When I spoke of bigfoot, I was thinking of a very mathematically idealized scenario. In reality, we need to consider the possibility of hoaxes and false positives. If multiple independent witnesses see undeniable and self-consistent evidence of bigfoot, that would suffice to overcome most contrary evidence.

Or did you mean that different people look in the same place, and only some of them see bigfoot? I'm not sure how that could happen, unless we're talking about pareidolia. Pareidolia is when pattern recognition misfires (ie, seeing Jesus in a crepe or bigfoot on mars).

Alan said...

This result and the credo that "absence of evidence is not evidence of absence" are not contradictory. I see the latter as a statement of logic. Essentially, if A -> B, it does not follow that ~A -> ~B.

Bayes theorem deals in probabilistic reasoning which isn't quite the same, as it involves degrees of certainty, not absolutes.
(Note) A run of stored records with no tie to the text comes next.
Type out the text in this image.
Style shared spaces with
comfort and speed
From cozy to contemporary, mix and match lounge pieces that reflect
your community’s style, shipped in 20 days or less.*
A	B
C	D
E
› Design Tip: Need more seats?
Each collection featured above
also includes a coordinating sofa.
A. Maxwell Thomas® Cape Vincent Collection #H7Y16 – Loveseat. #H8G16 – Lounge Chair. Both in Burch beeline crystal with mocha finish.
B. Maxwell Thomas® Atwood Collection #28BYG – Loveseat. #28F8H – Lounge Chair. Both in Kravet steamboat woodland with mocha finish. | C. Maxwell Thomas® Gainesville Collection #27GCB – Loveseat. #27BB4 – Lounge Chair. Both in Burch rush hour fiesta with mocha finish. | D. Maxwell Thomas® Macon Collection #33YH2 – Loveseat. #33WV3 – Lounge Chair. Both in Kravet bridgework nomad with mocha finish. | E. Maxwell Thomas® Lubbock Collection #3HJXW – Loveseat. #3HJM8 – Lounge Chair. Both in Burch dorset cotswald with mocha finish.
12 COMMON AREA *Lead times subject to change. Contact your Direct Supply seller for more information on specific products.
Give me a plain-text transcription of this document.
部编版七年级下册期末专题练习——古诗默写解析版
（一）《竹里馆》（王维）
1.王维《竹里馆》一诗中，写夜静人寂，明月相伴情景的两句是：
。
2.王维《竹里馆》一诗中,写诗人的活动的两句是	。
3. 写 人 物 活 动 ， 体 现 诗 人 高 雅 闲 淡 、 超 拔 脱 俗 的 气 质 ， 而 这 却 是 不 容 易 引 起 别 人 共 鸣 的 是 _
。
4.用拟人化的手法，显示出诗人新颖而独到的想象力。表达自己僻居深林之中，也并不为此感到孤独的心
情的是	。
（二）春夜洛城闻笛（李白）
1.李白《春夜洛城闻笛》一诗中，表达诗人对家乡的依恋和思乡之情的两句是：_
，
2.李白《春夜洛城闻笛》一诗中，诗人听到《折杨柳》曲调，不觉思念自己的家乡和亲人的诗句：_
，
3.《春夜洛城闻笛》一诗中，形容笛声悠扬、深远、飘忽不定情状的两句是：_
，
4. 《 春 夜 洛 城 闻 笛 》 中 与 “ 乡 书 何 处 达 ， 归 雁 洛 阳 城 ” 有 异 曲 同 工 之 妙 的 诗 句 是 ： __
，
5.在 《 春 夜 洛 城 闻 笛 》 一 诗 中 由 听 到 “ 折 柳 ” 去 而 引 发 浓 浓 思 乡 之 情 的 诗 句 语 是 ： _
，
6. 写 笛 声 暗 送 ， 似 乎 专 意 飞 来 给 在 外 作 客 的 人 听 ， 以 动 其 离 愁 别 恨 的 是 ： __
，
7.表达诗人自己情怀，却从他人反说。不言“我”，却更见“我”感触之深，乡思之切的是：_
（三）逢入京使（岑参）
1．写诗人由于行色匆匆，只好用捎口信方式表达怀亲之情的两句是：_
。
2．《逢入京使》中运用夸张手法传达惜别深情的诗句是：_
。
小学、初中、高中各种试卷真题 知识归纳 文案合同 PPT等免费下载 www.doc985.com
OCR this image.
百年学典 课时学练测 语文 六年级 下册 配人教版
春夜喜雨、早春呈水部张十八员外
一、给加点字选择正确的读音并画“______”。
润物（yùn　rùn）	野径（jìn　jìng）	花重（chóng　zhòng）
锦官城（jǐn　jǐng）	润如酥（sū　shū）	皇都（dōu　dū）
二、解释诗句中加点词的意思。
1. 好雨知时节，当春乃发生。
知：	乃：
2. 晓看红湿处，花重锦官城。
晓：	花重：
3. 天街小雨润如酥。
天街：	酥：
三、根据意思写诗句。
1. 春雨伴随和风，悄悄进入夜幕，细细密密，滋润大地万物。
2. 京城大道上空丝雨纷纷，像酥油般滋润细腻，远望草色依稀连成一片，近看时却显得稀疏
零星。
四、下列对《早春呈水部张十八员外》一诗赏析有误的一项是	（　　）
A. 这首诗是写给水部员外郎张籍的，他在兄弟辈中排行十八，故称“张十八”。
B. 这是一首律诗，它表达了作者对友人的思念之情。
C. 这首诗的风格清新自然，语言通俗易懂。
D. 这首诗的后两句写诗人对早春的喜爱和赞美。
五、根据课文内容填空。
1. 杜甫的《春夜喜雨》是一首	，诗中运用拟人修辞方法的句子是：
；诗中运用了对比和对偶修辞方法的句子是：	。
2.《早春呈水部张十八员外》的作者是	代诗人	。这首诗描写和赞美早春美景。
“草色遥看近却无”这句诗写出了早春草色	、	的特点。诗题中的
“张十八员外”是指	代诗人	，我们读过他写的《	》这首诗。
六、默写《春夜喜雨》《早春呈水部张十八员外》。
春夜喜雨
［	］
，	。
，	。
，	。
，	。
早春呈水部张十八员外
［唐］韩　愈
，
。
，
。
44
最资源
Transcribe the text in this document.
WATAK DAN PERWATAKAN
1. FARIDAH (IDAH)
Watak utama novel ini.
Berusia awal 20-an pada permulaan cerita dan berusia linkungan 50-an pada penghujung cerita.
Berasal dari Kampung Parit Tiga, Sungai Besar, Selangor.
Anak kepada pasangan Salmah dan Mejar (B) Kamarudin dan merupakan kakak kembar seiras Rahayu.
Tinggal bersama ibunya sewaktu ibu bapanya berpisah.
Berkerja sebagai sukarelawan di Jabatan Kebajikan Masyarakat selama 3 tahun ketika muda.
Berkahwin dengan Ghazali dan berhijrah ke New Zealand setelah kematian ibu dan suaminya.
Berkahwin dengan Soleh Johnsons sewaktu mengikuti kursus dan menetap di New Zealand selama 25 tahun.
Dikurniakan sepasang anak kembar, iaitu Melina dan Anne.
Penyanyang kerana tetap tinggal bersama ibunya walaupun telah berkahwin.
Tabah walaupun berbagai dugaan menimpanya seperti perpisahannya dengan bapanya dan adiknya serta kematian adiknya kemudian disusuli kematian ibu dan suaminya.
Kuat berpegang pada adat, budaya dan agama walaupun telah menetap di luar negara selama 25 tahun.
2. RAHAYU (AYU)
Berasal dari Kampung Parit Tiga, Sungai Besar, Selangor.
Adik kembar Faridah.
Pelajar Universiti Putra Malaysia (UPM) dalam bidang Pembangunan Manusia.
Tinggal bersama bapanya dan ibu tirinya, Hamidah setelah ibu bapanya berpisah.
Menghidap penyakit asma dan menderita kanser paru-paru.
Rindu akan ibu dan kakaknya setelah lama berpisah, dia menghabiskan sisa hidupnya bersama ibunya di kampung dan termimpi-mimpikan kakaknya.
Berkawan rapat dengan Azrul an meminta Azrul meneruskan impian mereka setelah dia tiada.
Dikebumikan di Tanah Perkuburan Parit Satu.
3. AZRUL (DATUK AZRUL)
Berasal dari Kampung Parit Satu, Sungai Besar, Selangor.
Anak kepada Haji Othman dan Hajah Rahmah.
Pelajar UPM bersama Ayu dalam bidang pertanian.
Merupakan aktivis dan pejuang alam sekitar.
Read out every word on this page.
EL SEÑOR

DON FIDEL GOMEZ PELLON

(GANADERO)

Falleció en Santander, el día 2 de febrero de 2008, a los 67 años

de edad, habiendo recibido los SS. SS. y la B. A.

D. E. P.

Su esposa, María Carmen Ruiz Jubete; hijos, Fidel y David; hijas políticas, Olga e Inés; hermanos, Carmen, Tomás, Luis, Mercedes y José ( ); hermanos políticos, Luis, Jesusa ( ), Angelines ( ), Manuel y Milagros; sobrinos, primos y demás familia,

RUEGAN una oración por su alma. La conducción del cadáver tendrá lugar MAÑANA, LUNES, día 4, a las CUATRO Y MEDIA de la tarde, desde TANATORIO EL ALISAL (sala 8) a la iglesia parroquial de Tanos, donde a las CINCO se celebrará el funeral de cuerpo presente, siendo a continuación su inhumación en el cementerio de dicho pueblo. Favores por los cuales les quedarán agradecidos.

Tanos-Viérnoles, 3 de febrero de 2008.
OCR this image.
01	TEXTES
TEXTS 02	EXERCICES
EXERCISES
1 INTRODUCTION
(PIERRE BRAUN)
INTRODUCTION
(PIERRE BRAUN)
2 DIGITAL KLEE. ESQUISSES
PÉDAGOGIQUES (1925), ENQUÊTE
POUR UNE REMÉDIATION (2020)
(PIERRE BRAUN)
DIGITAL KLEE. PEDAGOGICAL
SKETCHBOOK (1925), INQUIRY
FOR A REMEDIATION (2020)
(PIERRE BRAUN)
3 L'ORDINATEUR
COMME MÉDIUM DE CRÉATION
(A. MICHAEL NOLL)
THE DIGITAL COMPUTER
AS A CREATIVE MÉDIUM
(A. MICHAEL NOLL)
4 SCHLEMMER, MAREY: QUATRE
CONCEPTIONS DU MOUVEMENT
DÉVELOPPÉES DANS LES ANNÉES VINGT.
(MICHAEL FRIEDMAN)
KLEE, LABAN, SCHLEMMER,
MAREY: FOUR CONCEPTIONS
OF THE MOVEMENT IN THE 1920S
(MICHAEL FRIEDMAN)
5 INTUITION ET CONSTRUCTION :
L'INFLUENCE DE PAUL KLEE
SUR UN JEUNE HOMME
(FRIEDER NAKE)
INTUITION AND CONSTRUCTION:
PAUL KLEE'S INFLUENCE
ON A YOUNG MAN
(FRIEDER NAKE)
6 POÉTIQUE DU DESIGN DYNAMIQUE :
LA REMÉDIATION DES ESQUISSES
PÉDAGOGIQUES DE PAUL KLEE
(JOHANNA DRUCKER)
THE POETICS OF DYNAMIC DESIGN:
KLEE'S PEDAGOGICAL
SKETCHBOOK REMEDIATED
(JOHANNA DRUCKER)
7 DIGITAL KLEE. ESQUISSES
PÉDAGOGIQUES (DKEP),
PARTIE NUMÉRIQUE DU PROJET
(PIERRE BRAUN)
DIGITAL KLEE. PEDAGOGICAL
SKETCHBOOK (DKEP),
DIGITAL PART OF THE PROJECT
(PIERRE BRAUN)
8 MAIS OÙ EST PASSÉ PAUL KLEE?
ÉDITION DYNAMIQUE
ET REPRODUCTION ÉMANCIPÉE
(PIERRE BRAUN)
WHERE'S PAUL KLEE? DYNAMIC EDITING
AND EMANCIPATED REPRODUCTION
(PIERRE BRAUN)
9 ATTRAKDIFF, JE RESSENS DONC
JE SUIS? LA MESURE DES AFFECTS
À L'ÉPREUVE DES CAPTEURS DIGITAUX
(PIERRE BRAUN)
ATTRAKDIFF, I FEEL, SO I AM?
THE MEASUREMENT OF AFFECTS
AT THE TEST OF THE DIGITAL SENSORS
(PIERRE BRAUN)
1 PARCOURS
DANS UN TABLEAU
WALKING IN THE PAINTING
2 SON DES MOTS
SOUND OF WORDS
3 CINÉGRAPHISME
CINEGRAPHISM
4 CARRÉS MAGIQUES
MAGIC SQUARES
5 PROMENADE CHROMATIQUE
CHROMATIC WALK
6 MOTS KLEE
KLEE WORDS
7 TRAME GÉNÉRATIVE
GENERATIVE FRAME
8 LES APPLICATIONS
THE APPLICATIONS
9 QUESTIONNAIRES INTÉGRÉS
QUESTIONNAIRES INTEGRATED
To illustrate the difference, imagine you are shown 100 upside-down cups and told that there may be a ball under one or more of them. If you turn over 99 cups and still haven't found a ball, you will probably assign a low probability to the existence of a ball, but you cannot say absolutely that one doesn't exist, because there is still one cup remaining.

miller said...

I already agree with you. I usually take "evidence" to mean the probabilistic kind rather than the absolute kind. But if by "evidence" we mean absolute proof, then of course, "absence of evidence is not evidence of absence" is correct.

Anonymous said...

Talking about Bigfoot behind a tree isn't too interesting an example because people have already looked behind virtually all "trees" on the planet. Each "tree" provided a very, very small evidence of absence, but by the time almost all trees have been looked behind ...
To me, more interesting real life examples would be the questions of whether their is life on other planets, or intelligent life. Not only is there no convincing evidence that no alien intelligent life has visited earth, but we haven't found radio transmissions yet.

miller said...

Lol, so it's not just me who thinks bigfoot is boring! I intended it to be a boring example, so as not to detract from the more general point. SETI is another topic all to itself!

As far as SETI is concerned, I don't think it has provided strong evidence that there is no intelligent life out there. Its search space is far too small. However, I think it does suggest that more of the same kind of searching is unlikely to turn up anything.